For high frequency or noisy time series data, observing the variations between successive observations may not always provide insightful information. In such cases, it can be useful to filter or compute aggregations over a rolling window of timestamps.

Windowing recipe

The windowing recipe allows you to perform analytics functions over successive periods in equispaced time series data. This recipe works on all numerical columns (type int or float) in your data.

Input Data

Data that consists of equispaced n-dimensional time series in wide or long format.

Note

If input data is in the long format, then windowing in any numerical column will be applied separately on each time series in the column.

Parameters

Time column

Name of the column that contains the timestamps. Note that the timestamp column must have the date type as its meaning (detected by DSS), and duplicate timestamps cannot exist for a given time series.

Long format checkbox

Indicator that the input data is in the long format. See Long format.

Time series identifiers

The names of the columns that contain identifiers for the time series when the input data is in the long format. This parameter is available when you enable the “Long format” checkbox. You can select one or multiple columns.

Causal window

Option to use a causal window, that is, a window which contains only past (and optionally, present) observations. The current row in the data will be at the right border of the window.

If you de-select this option, Dataiku DSS uses a bilateral window, that is, a window which places the current row at its center.

Shape

Window shape applied to the Sum and Average operations. The shape is specified as one of these values:

  • Rectangular: simple rectangular window with a flat profile

  • Triangle: triangle window (with nonzero values at the endpoints)

  • Bartlett: triangle window (with zero values at the endpoints)

  • Gaussian: nonlinear window in the shape of a Gaussian distribution

  • Parzen: nonlinear window made of connected polynomials of the third degree

  • Hamming: nonlinear window generated as a sum of cosines (trigonometric polynomial of order 1)

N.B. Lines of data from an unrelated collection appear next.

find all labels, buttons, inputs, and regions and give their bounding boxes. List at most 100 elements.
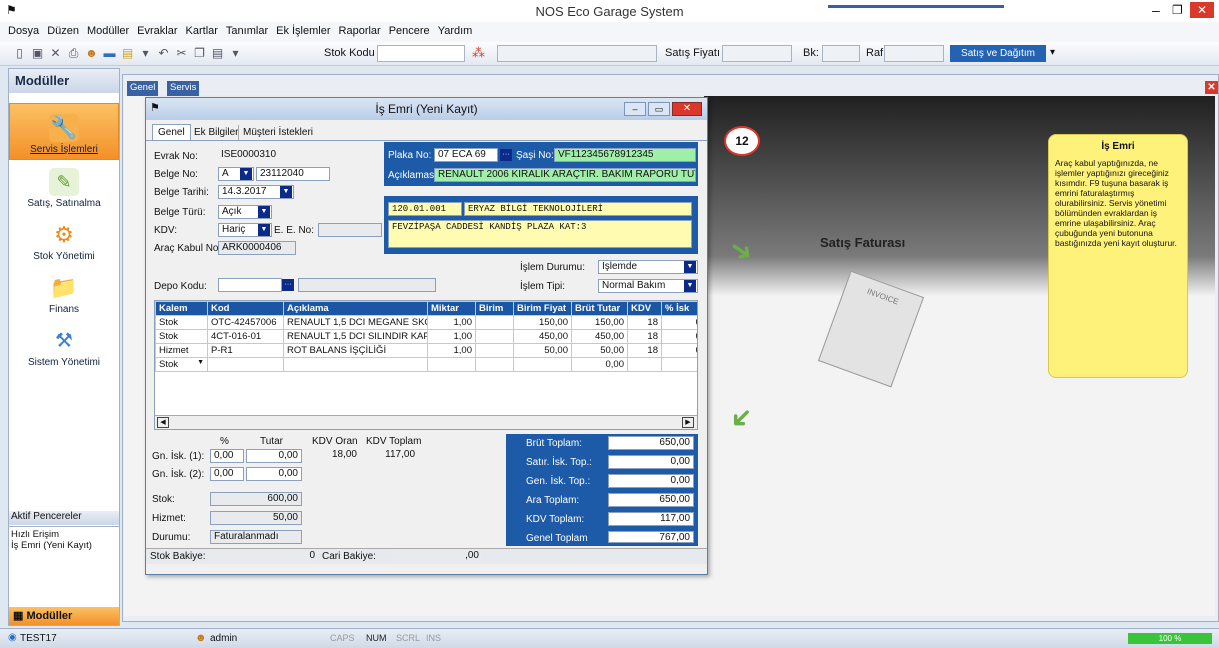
dialog-close-icon[interactable]: ✕ (672, 102, 702, 116)
belge-no-input[interactable]: 23112040 (256, 167, 330, 181)
aciklama-input[interactable]: RENAULT 2006 KİRALIK ARAÇTIR. BAKIM RAPO… (434, 168, 696, 182)
cell[interactable]: 18 (627, 329, 662, 344)
col-brut-tutar[interactable]: Brüt Tutar (571, 301, 628, 316)
undo-icon[interactable]: ↶ (156, 46, 171, 61)
col-kod[interactable]: Kod (207, 301, 284, 316)
cell[interactable] (475, 357, 514, 372)
paste-icon[interactable]: ▤ (210, 46, 225, 61)
tab-musteri-istekleri[interactable]: Müşteri İstekleri (238, 125, 317, 140)
menu-ek-islemler[interactable]: Ek İşlemler (276, 25, 330, 37)
col-isk[interactable]: % İsk (661, 301, 697, 316)
cell[interactable] (475, 315, 514, 330)
cut-icon[interactable]: ✂ (174, 46, 189, 61)
islem-tipi-select[interactable]: Normal Bakım (598, 279, 698, 293)
table-row[interactable]: Hizmet P-R1 ROT BALANS İŞÇİLİĞİ 1,00 50,00 50… (155, 343, 697, 358)
cari-kod-field[interactable]: 120.01.001 (388, 202, 462, 216)
cell[interactable]: 4CT-016-01 (207, 329, 284, 344)
cell[interactable]: RENAULT 1,5 DCI MEGANE SKC ( (283, 315, 428, 330)
close-icon[interactable]: ✕ (1190, 2, 1214, 18)
depo-kodu-input[interactable] (218, 278, 282, 292)
cell[interactable]: P-R1 (207, 343, 284, 358)
dialog-minimize-icon[interactable]: – (624, 102, 646, 116)
menu-raporlar[interactable]: Raporlar (339, 25, 381, 37)
chevron-down-icon[interactable]: ▼ (684, 261, 696, 273)
cell[interactable] (207, 357, 284, 372)
list-item[interactable]: İş Emri (Yeni Kayıt) (11, 540, 117, 551)
minimize-icon[interactable]: – (1152, 2, 1160, 18)
satis-dagitim-button[interactable]: Satış ve Dağıtım (950, 45, 1046, 62)
chevron-down-icon[interactable]: ▼ (258, 206, 270, 218)
list-item[interactable]: Hızlı Erişim (11, 529, 117, 540)
cell[interactable]: 150,00 (571, 315, 628, 330)
cell[interactable]: 0,0( (661, 329, 697, 344)
cell[interactable]: 450,00 (571, 329, 628, 344)
cell[interactable] (283, 357, 428, 372)
menu-yardim[interactable]: Yardım (438, 25, 473, 37)
cell[interactable]: Stok (155, 315, 208, 330)
chevron-down-icon[interactable]: ▾ (228, 46, 243, 61)
chevron-down-icon[interactable]: ▼ (258, 224, 270, 236)
sasi-input[interactable]: VF112345678912345 (554, 148, 696, 162)
lookup-icon[interactable]: ⁂ (472, 45, 485, 61)
chevron-down-icon[interactable]: ▾ (138, 46, 153, 61)
table-row[interactable]: Stok OTC-42457006 RENAULT 1,5 DCI MEGANE S… (155, 315, 697, 330)
cell[interactable]: 1,00 (427, 329, 476, 344)
gn-isk-2-tutar[interactable]: 0,00 (246, 467, 302, 481)
delete-icon[interactable]: ✕ (48, 46, 63, 61)
menu-tanimlar[interactable]: Tanımlar (226, 25, 268, 37)
menu-moduller[interactable]: Modüller (87, 25, 129, 37)
cell[interactable]: 1,00 (427, 343, 476, 358)
menu-kartlar[interactable]: Kartlar (186, 25, 218, 37)
gn-isk-1-tutar[interactable]: 0,00 (246, 449, 302, 463)
print-icon[interactable]: ⎙ (66, 46, 81, 61)
cell[interactable]: Stok ▼ (155, 357, 208, 372)
sidebar-item-finans[interactable]: 📁 Finans (9, 266, 119, 319)
chevron-down-icon[interactable]: ▼ (197, 359, 204, 366)
sidebar-item-satis[interactable]: ✎ Satış, Satınalma (9, 160, 119, 213)
col-kalem[interactable]: Kalem (155, 301, 208, 316)
table-row[interactable]: Stok ▼ 0,00 (155, 357, 697, 372)
copy-icon[interactable]: ❐ (192, 46, 207, 61)
cell[interactable]: 0,0( (661, 343, 697, 358)
cell[interactable]: 0,00 (571, 357, 628, 372)
col-birim[interactable]: Birim (475, 301, 514, 316)
scroll-left-icon[interactable]: ◀ (157, 417, 169, 428)
cell[interactable]: RENAULT 1,5 DCI SILINDIR KAP. (283, 329, 428, 344)
scroll-right-icon[interactable]: ▶ (682, 417, 694, 428)
col-birim-fiyat[interactable]: Birim Fiyat (513, 301, 572, 316)
sidebar-item-servis[interactable]: 🔧 Servis İşlemleri (9, 103, 119, 160)
cell[interactable]: 0,0( (661, 315, 697, 330)
menu-pencere[interactable]: Pencere (389, 25, 430, 37)
islem-durumu-select[interactable]: İşlemde (598, 260, 698, 274)
cell[interactable] (661, 357, 697, 372)
users-icon[interactable]: ☻ (84, 46, 99, 61)
cell[interactable]: ROT BALANS İŞÇİLİĞİ (283, 343, 428, 358)
calculator-icon[interactable]: ▤ (120, 46, 135, 61)
cell[interactable] (475, 343, 514, 358)
mdi-close-icon[interactable]: ✕ (1205, 81, 1218, 94)
cell[interactable] (627, 357, 662, 372)
modules-footer-button[interactable]: ▦ Modüller (9, 607, 119, 625)
new-icon[interactable]: ▯ (12, 46, 27, 61)
tab-genel[interactable]: Genel (152, 124, 191, 140)
menu-evraklar[interactable]: Evraklar (137, 25, 177, 37)
tab-ek-bilgiler[interactable]: Ek Bilgiler (190, 125, 242, 140)
gn-isk-2-pct[interactable]: 0,00 (210, 467, 244, 481)
cell[interactable]: 18 (627, 343, 662, 358)
cell[interactable] (475, 329, 514, 344)
chevron-down-icon[interactable]: ▼ (240, 168, 252, 180)
col-aciklama[interactable]: Açıklama (283, 301, 428, 316)
cell[interactable]: Hizmet (155, 343, 208, 358)
save-icon[interactable]: ▣ (30, 46, 45, 61)
chevron-down-icon[interactable]: ▾ (1050, 47, 1055, 58)
restore-icon[interactable]: ❐ (1172, 3, 1183, 17)
lookup-dots-icon[interactable]: ··· (500, 149, 512, 161)
table-row[interactable]: Stok 4CT-016-01 RENAULT 1,5 DCI SILINDIR K… (155, 329, 697, 344)
cell[interactable]: 50,00 (571, 343, 628, 358)
horizontal-scrollbar[interactable]: ◀ ▶ (155, 415, 697, 429)
card-icon[interactable]: ▬ (102, 46, 117, 61)
chevron-down-icon[interactable]: ▼ (280, 186, 292, 198)
cell[interactable]: OTC-42457006 (207, 315, 284, 330)
tab-servis[interactable]: Servis (167, 81, 200, 96)
tab-genel[interactable]: Genel (127, 81, 159, 96)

  • Blackman: nonlinear window generated as a sum of cosines (trigonometric polynomial of order 2)

Width

Width of the window, specified as a numerical value (int or float).

The window width cannot be smaller than the frequency of the time series. For example, if your timestamp intervals equal 5 minutes, then you cannot specify a window width that is smaller than 5 minutes.

Unit

Unit of the window width, specified as one of these values:

  • Years

  • Months

  • Weeks

  • Days

  • Hours

  • Minutes

  • Seconds

  • Milliseconds

  • Microseconds

  • Nanoseconds

Include window bounds

Edges of the window to include when computing aggregations. This parameter is active only when you use a causal window. Choose from one of these values:

  • Yes, left only

  • Yes, right only

  • Yes, both

  • No

Aggregations

Operations to perform on a window of time series data. Select one or more of these options:

  • Retrieve

  • Min

  • Max

  • Average

  • Sum

  • Standard deviation

  • 25th percentile

  • Median

  • 75th percentile

  • First order derivative

  • Second order derivative

Output Data

Data consisting of equispaced time series, and having the same number of columns as the input data.

Tips

  • If you have irregular timestamp intervals, first resample your data, using the resampling recipe. Then you can apply the windowing recipe to the resampled data.

  • The windowing recipe works on all numerical columns of a dataset. To apply the recipe on select columns, you must first prepare your data by removing the unwanted columns.